De-normalize table or use Joins in Entity Framework


I need to know what are the tradeoffs of using a denormalized table vs using two separate tables and accessing the data using joins. I am using Entity Framework 4.

In my case I have two tables Order and OrderCategoryDetails. I am thinking whether merging these two tables into one single table is better?

  • If denormalized, the added columns (OrderCategory and OrderSubcategory will be will be sparse (could be 100% empty. Will always be at least 50% empty)
  • On the other hand, if I keep it as it is, I am worried about frequent join operations being executed (i.e. whenever I am querying for a specific Order, I would need information from OrderCategoryDetails too.

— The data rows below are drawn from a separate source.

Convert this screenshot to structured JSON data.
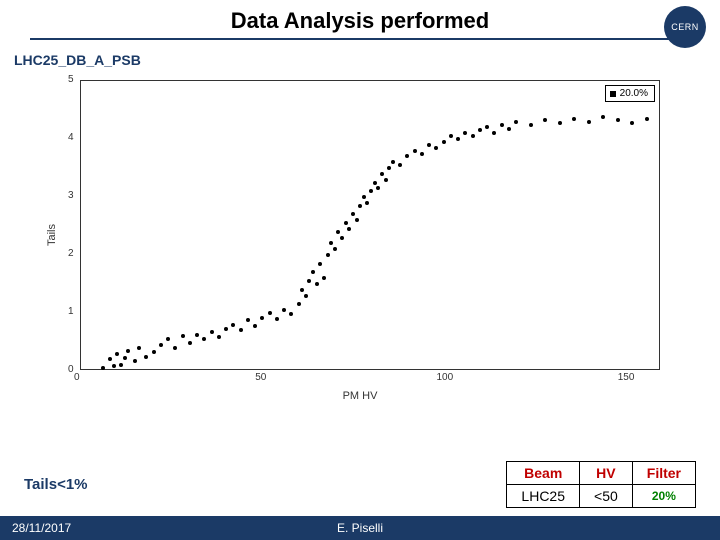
{
  "title": "Data Analysis performed",
  "logo_text": "CERN",
  "subtitle": "LHC25_DB_A_PSB",
  "chart": {
    "type": "scatter",
    "xlabel": "PM HV",
    "ylabel": "Tails",
    "legend_label": "20.0%",
    "xlim": [
      0,
      160
    ],
    "ylim": [
      0,
      5
    ],
    "xticks": [
      0,
      50,
      100,
      150
    ],
    "yticks": [
      0,
      1,
      2,
      3,
      4,
      5
    ],
    "marker_color": "#000000",
    "marker_size": 4,
    "background_color": "#ffffff",
    "border_color": "#333333",
    "points": [
      [
        6,
        0.05
      ],
      [
        8,
        0.2
      ],
      [
        9,
        0.08
      ],
      [
        10,
        0.3
      ],
      [
        11,
        0.1
      ],
      [
        12,
        0.22
      ],
      [
        13,
        0.35
      ],
      [
        15,
        0.18
      ],
      [
        16,
        0.4
      ],
      [
        18,
        0.25
      ],
      [
        20,
        0.32
      ],
      [
        22,
        0.45
      ],
      [
        24,
        0.55
      ],
      [
        26,
        0.4
      ],
      [
        28,
        0.6
      ],
      [
        30,
        0.48
      ],
      [
        32,
        0.62
      ],
      [
        34,
        0.55
      ],
      [
        36,
        0.68
      ],
      [
        38,
        0.58
      ],
      [
        40,
        0.72
      ],
      [
        42,
        0.8
      ],
      [
        44,
        0.7
      ],
      [
        46,
        0.88
      ],
      [
        48,
        0.78
      ],
      [
        50,
        0.92
      ],
      [
        52,
        1.0
      ],
      [
        54,
        0.9
      ],
      [
        56,
        1.05
      ],
      [
        58,
        0.98
      ],
      [
        60,
        1.15
      ],
      [
        61,
        1.4
      ],
      [
        62,
        1.3
      ],
      [
        63,
        1.55
      ],
      [
        64,
        1.7
      ],
      [
        65,
        1.5
      ],
      [
        66,
        1.85
      ],
      [
        67,
        1.6
      ],
      [
        68,
        2.0
      ],
      [
        69,
        2.2
      ],
      [
        70,
        2.1
      ],
      [
        71,
        2.4
      ],
      [
        72,
        2.3
      ],
      [
        73,
        2.55
      ],
      [
        74,
        2.45
      ],
      [
        75,
        2.7
      ],
      [
        76,
        2.6
      ],
      [
        77,
        2.85
      ],
      [
        78,
        3.0
      ],
      [
        79,
        2.9
      ],
      [
        80,
        3.1
      ],
      [
        81,
        3.25
      ],
      [
        82,
        3.15
      ],
      [
        83,
        3.4
      ],
      [
        84,
        3.3
      ],
      [
        85,
        3.5
      ],
      [
        86,
        3.6
      ],
      [
        88,
        3.55
      ],
      [
        90,
        3.7
      ],
      [
        92,
        3.8
      ],
      [
        94,
        3.75
      ],
      [
        96,
        3.9
      ],
      [
        98,
        3.85
      ],
      [
        100,
        3.95
      ],
      [
        102,
        4.05
      ],
      [
        104,
        4.0
      ],
      [
        106,
        4.1
      ],
      [
        108,
        4.05
      ],
      [
        110,
        4.15
      ],
      [
        112,
        4.2
      ],
      [
        114,
        4.1
      ],
      [
        116,
        4.25
      ],
      [
        118,
        4.18
      ],
      [
        120,
        4.3
      ],
      [
        124,
        4.25
      ],
      [
        128,
        4.32
      ],
      [
        132,
        4.28
      ],
      [
        136,
        4.35
      ],
      [
        140,
        4.3
      ],
      [
        144,
        4.38
      ],
      [
        148,
        4.33
      ],
      [
        152,
        4.28
      ],
      [
        156,
        4.35
      ]
    ]
  },
  "tails_label": "Tails<1%",
  "table": {
    "headers": [
      "Beam",
      "HV",
      "Filter"
    ],
    "row": [
      "LHC25",
      "<50",
      "20%"
    ],
    "header_color": "#c00000",
    "row_colors": [
      "#000000",
      "#000000",
      "#008000"
    ]
  },
  "footer": {
    "date": "28/11/2017",
    "author": "E. Piselli",
    "background_color": "#1b3a66",
    "text_color": "#ffffff"
  }
}
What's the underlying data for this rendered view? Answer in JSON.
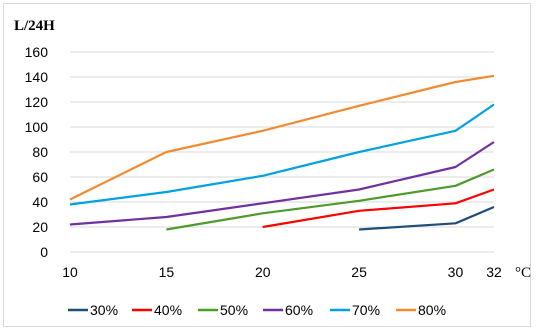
{
  "chart_data": {
    "type": "line",
    "ylabel": "L/24H",
    "xunit": "°C",
    "x_ticks": [
      "10",
      "15",
      "20",
      "25",
      "30",
      "32"
    ],
    "y_ticks": [
      "0",
      "20",
      "40",
      "60",
      "80",
      "100",
      "120",
      "140",
      "160"
    ],
    "xlim": [
      10,
      32
    ],
    "ylim": [
      0,
      160
    ],
    "grid": "horizontal",
    "legend_position": "bottom",
    "series": [
      {
        "name": "30%",
        "color": "#1f4e79",
        "points": [
          [
            25,
            18
          ],
          [
            30,
            23
          ],
          [
            32,
            36
          ]
        ]
      },
      {
        "name": "40%",
        "color": "#ff0000",
        "points": [
          [
            20,
            20
          ],
          [
            25,
            33
          ],
          [
            30,
            39
          ],
          [
            32,
            50
          ]
        ]
      },
      {
        "name": "50%",
        "color": "#4e9a2c",
        "points": [
          [
            15,
            18
          ],
          [
            20,
            31
          ],
          [
            25,
            41
          ],
          [
            30,
            53
          ],
          [
            32,
            66
          ]
        ]
      },
      {
        "name": "60%",
        "color": "#7030a0",
        "points": [
          [
            10,
            22
          ],
          [
            15,
            28
          ],
          [
            20,
            39
          ],
          [
            25,
            50
          ],
          [
            30,
            68
          ],
          [
            32,
            88
          ]
        ]
      },
      {
        "name": "70%",
        "color": "#00a2e0",
        "points": [
          [
            10,
            38
          ],
          [
            15,
            48
          ],
          [
            20,
            61
          ],
          [
            25,
            80
          ],
          [
            30,
            97
          ],
          [
            32,
            118
          ]
        ]
      },
      {
        "name": "80%",
        "color": "#f28a30",
        "points": [
          [
            10,
            42
          ],
          [
            15,
            80
          ],
          [
            20,
            97
          ],
          [
            25,
            117
          ],
          [
            30,
            136
          ],
          [
            32,
            141
          ]
        ]
      }
    ]
  }
}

At present, I have normalized tables and use navigational properties:

  • To access Order Category information from OrderItem instance

    OrderItem orderItem = _context.OrderItems.Where(...).FirstOrDefault();
    if(2 == orderItem.SalesOrder.Category.OrderCategory){ ...}
    
  • To access Order Category information from Order instance

    Order order = _context.Orders.Where(...).FirstOrDefault();
    if(2 == order.Category.OrderCategory){ ...}
    

This is my schema:

Table : Order

  • ID (Primary Key)
  • Date
  • Amount
  • ItemCount
  • OrderCategoryInfo (FK - join with OrderCategoryDetails on OrderCategoryDetails.ID)

Table : OrderCategoryDetails

  • ID (Primary Key)
  • OrderCategory
  • OrderSubCategory

Table : OrderItem

  • OrderItem ID (Primary key)
  • Order ID (FK - Join with Order)

Database used: SQL Server 2008 R2


Solution

  • My general advice would be to ask yourself the following question; does every single row from the first table require a row from the second table? If the answer is yes then you might be better off de-normalising the data. If the answer is no you're probably better off keeping it as a seperate table.

    As long as you set up your foreign key association between the two tables you shouldn't concern yourself with performance implications of performing a join. It will only become an issue in pathological situations.

    Based upon your answers in the comments thread, I'd recommend that you should keep the tables separate and set up a foreign key relationship between the two.

    If you do get any performance problems further down the line, run a profiler on the problematic SQL and add any indexes that the profiler recommends, but only do this for queries that are used frequently. Indexes are great for speeding up queries but come at the cost of insert performance, so take care with them.